Administrators are given the opportunity to set a minimum strength level for user passwords. At the lowest setting, any password can be used; at the middle and higher evels, the chosen password is given a score based on the combination of letters, numbers, and symbols it contains, and any that don’t reach the required score are rejected. This can sidestep the challenge of ensuring everyone is using a secure password, and it allows administrators to upgrade the security of the IP-PBX infrastructure with the click of a button.

Even with strong passwords protecting every extension on the IP network, hackers will still try to break through a system’s defenses. Since they can try so many passwords in a short period of time, it is worth it to them to try an attack, as the chances are, eventually, they will guess the correct password. For a business, this presents a very real risk, as it's difficult and time-consuming to constantly monitor the IP telephony system for attempts at illegal access. To combat this, Vodia has an email alert system that lets administrators set a limit for the number of unsuccessful access attempts by an IP address, blocking those that reach that limit and sending an email alert to the administrator. When an attack has been successful, and the hackers start routing unauthorized calls through an extension, it's very difficult for the administrator to see this is happening.
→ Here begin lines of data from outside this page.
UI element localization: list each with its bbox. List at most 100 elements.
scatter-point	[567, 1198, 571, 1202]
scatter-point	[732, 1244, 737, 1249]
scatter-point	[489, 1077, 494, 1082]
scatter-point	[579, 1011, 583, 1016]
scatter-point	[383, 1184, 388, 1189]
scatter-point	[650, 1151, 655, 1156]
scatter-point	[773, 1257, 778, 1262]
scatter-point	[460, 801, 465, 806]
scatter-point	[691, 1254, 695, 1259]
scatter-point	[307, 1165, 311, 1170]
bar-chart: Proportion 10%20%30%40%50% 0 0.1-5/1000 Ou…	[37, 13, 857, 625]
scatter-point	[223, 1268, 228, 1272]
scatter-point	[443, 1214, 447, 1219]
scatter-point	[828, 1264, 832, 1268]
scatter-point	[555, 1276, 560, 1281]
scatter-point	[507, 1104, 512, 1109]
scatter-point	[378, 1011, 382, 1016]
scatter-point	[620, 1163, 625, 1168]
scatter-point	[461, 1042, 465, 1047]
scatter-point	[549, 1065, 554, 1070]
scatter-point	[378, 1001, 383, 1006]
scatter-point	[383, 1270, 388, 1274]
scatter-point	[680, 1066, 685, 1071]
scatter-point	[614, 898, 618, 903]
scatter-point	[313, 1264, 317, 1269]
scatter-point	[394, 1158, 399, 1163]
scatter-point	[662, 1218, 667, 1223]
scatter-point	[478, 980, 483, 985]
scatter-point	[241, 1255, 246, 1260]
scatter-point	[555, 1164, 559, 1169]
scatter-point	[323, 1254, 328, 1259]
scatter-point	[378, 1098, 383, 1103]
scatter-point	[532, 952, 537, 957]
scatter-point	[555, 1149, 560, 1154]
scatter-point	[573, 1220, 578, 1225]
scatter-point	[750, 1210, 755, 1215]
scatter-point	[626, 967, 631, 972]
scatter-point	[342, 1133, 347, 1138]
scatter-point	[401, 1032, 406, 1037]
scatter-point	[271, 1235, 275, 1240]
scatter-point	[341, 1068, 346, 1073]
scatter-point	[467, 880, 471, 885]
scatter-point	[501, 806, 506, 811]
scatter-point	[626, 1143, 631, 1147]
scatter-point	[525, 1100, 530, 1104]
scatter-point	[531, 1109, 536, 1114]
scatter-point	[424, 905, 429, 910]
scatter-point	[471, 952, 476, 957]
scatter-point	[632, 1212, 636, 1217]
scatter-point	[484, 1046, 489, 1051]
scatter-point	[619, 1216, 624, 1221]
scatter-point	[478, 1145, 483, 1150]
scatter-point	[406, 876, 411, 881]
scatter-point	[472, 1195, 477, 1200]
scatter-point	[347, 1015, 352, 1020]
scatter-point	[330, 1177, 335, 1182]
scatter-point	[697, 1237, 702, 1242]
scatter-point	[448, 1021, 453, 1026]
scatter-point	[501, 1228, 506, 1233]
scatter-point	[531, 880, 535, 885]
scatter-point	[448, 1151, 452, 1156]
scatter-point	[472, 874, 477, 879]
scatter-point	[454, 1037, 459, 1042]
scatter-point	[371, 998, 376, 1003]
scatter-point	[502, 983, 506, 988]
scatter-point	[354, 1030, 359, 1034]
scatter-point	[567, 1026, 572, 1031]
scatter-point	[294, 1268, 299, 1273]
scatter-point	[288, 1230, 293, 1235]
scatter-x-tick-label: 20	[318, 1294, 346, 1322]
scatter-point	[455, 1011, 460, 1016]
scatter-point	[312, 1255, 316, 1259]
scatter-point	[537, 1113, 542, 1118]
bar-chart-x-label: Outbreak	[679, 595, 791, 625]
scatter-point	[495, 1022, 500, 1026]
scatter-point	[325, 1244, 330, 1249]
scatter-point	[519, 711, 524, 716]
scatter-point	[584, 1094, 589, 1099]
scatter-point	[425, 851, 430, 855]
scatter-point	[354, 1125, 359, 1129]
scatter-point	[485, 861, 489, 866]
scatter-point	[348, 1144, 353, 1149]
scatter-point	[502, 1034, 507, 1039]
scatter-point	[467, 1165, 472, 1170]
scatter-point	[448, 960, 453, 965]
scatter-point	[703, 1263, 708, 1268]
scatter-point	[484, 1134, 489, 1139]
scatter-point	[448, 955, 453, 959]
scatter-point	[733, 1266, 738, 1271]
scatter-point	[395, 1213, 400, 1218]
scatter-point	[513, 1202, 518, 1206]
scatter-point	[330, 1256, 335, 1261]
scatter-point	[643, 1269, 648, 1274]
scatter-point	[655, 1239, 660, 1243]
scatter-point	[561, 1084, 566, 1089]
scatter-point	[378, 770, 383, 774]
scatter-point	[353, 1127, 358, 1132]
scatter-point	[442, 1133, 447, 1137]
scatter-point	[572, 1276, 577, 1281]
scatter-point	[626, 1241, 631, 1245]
If legitimate users don’t notice a problem, then there's nothing to alert the administrator the IP-PBX has been compromised. This means the hackers have free rein to route thousands of calls through the extension, and the company only discovers this when it receives a massive bill from its service provider. With the Vodia IP-PBX, IP extensions can be set up to limit the number of conversations they can handle at any one time. Obviously, no user is going to be able to handle thousands of calls in the space of a few minutes, so this feature stops hackers from routing an excessive number of calls through a compromised extension. The danger posed by someone hacking into a system can be further mitigated by setting a credit limit for outbound calls. In Vodia’s settings this is a simple process of entering the cost of the call, allowing the system to monitor the total number of calls placed, and blocking outbound calls once this limit has been reached.

Make the change before it's too late! IP telephony is a much larger bigger component of corporate communication infrastructures than ever. And while IT security is slowly but surely improving, the same can’t necessarily be said of IP telephony systems, as the administrators of these systems often don’t realize the level of the danger they face. The monetary losses a successful hack can cause can far outweigh the original investment in the system. Yet the measures that need to be taken to protect the business are relatively simple and don’t require a massive investment in hardware and software.

Once the right security measures have been put into place, administrators can drastically reduce the chances of seeing their organizations victimized by successful hacking attacks. Of course, the right IP-PBX, such as the Vodia PBX, makes this process much easier and ensures the transition to a secure system is a simple and painless process.